Non-Billable Follow-Up Activities
Follow-up activities may include both billable and non-billable activities.
These include activities between billable follow-up visits made to assist in addressing the client’s needs. They may include collateral contacts with the following entities:
- Medical and behavioral health providers
- Government agencies
- Community resources
- Schools
- MCOs
- DME providers
- Medical Transportation Program (MTP)
Some of these collateral contacts can also occur during a billable visit with the client, parent or guardian present and you modeling what questions to ask and how to access resources.

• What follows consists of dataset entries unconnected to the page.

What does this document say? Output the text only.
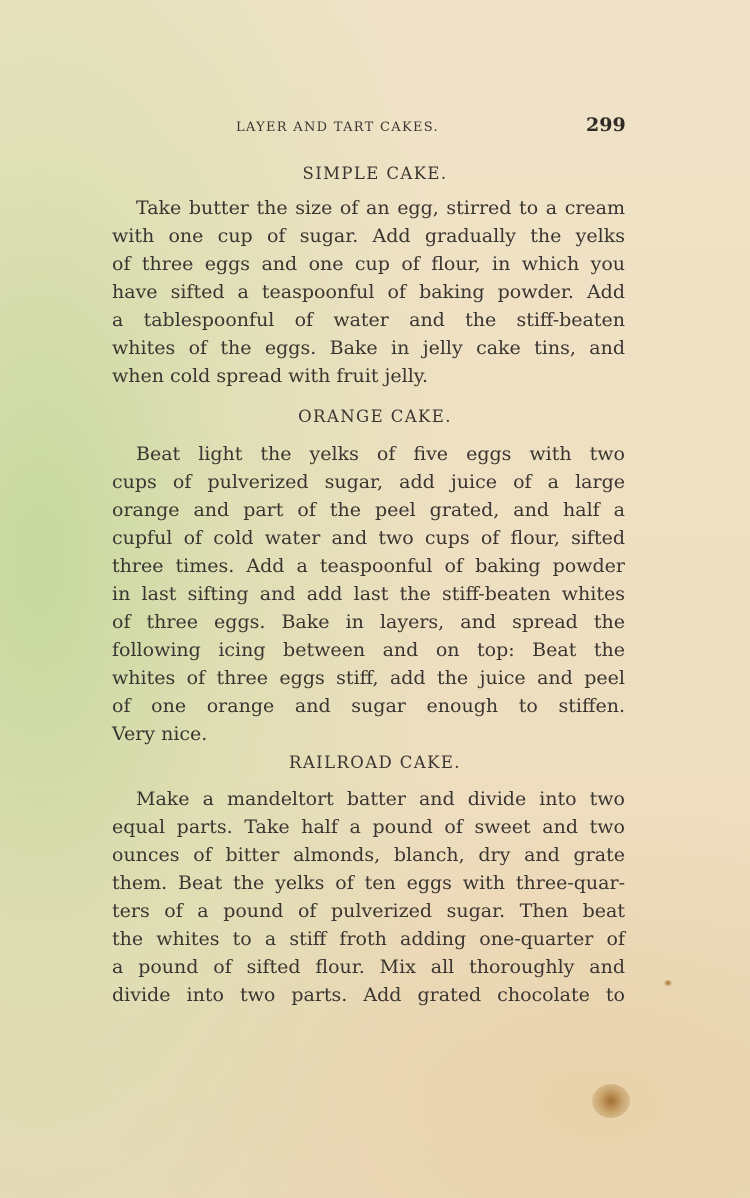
LAYER AND TART CAKES.	299
SIMPLE CAKE.
Take butter the size of an egg, stirred to a cream
with one cup of sugar. Add gradually the yelks
of three eggs and one cup of flour, in which you
have sifted a teaspoonful of baking powder. Add
a tablespoonful of water and the stiff-beaten
whites of the eggs. Bake in jelly cake tins, and
when cold spread with fruit jelly.
ORANGE CAKE.
Beat light the yelks of five eggs with two
cups of pulverized sugar, add juice of a large
orange and part of the peel grated, and half a
cupful of cold water and two cups of flour, sifted
three times. Add a teaspoonful of baking powder
in last sifting and add last the stiff-beaten whites
of three eggs. Bake in layers, and spread the
following icing between and on top: Beat the
whites of three eggs stiff, add the juice and peel
of one orange and sugar enough to stiffen.
Very nice.
RAILROAD CAKE.
Make a mandeltort batter and divide into two
equal parts. Take half a pound of sweet and two
ounces of bitter almonds, blanch, dry and grate
them. Beat the yelks of ten eggs with three-quar-
ters of a pound of pulverized sugar. Then beat
the whites to a stiff froth adding one-quarter of
a pound of sifted flour. Mix all thoroughly and
divide into two parts. Add grated chocolate to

All non-billable activities must be documented in progress notes or, if made during a follow-up visit, must be documented on the follow-up visit form.
Follow-Up Visit Documentation
- Each need should be bulleted.
- Each need should document the current status and actions taken or needed.
- Each follow-up visit should be individualized.
- The time between each follow-up visit should be reasonable and based upon the urgency of the needs. Please review Adam’s second follow-up visit in the Complete Case Record section.
Client Status Form (CM-08)
This form should be used when you will not be seeing the client because of the reasons listed on the form; for example, that the client’s needs have all been addressed. This document could also be used when you cannot contact the client and they are lost to follow-up. You would complete this form when all visits have been used and there are no current needs.
Documentation and Progress Notes Expectations
Documentation Requirements: Medicaid Policy
All entries must:
- Be legible, dated and signed with the appropriate credentials of the case manager.
- Contain the client’s name and Medicaid number.
- Ensure that all services are clearly documented in the record to support the continued need for services.
- Include the timeframe for the next follow-up visit.
Resources
For more information about Medicaid Provider responsibilities, refer to the Texas Medicaid Provider Procedures Manual (TMPPM) at the Texas Medicaid & Healthcare Partnership (TMHP) website, tmhp.com.
Documentation Requirements: CM Rule and Policy
- Document all case management activities.
- The documentation MUST support eligibility.
- Use required HHSC forms.
- Use progress notes.
- Complete forms in the client’s preferred language (or signed by a translator or interpreter).
Keep Documentation Up To Date
Because you are a Medicaid provider, your client records are subject to audit and may be requested at any time; therefore, your documentation should be kept up to date.
How to Organize Client Records
Organizing your client records is subject to personal preference. However, the following documents must be maintained in each client record:
- Initial Prior Authorization Request (F00186) or the required process by the client's MCO
- Response to Request for Prior Authorization from TMHP or the client's MCO
- FNA (CM-02)
- Migrant Information Form (CM-02A), if applicable
- SP (CM-03)
- SP Consent (CM-03 Con Sig)
- Service Plan Addendum (CM-03)
- Follow-up Forms (CM-04)
- Case Transfer (CM-09), if applicable
- Client Status Form (CM-08)
- Prior Authorization for Additional Visits (F00187), if applicable
- Request to Change Authorization to Another CM is entered as a Change of Provider on TMHP.com, if applicable
- Progress Notes (CM-05)
- Acknowledgment and Receipt of HIPAA Notice
- Authorization to Disclose Protected Health Information (CM-12)
Note: you must produce paper copies of electronic records when requested.
Electronic Records
Avoid storing protected health information on removable media, including USB drives and other external removable media such as non-rewritable CDs.
- If it cannot be avoided, use USB devices with encryption capability.
- If you store data on a CD-R, ensure that the file is encrypted and password protected.
Record Retention
Per Medicaid policy, providers must:
- Maintain and retain all documents related to the case.
- Retain records for five years.
- Provide copies of records to any state or federal agency authorized to conduct compliance, regulatory or program integrity activities.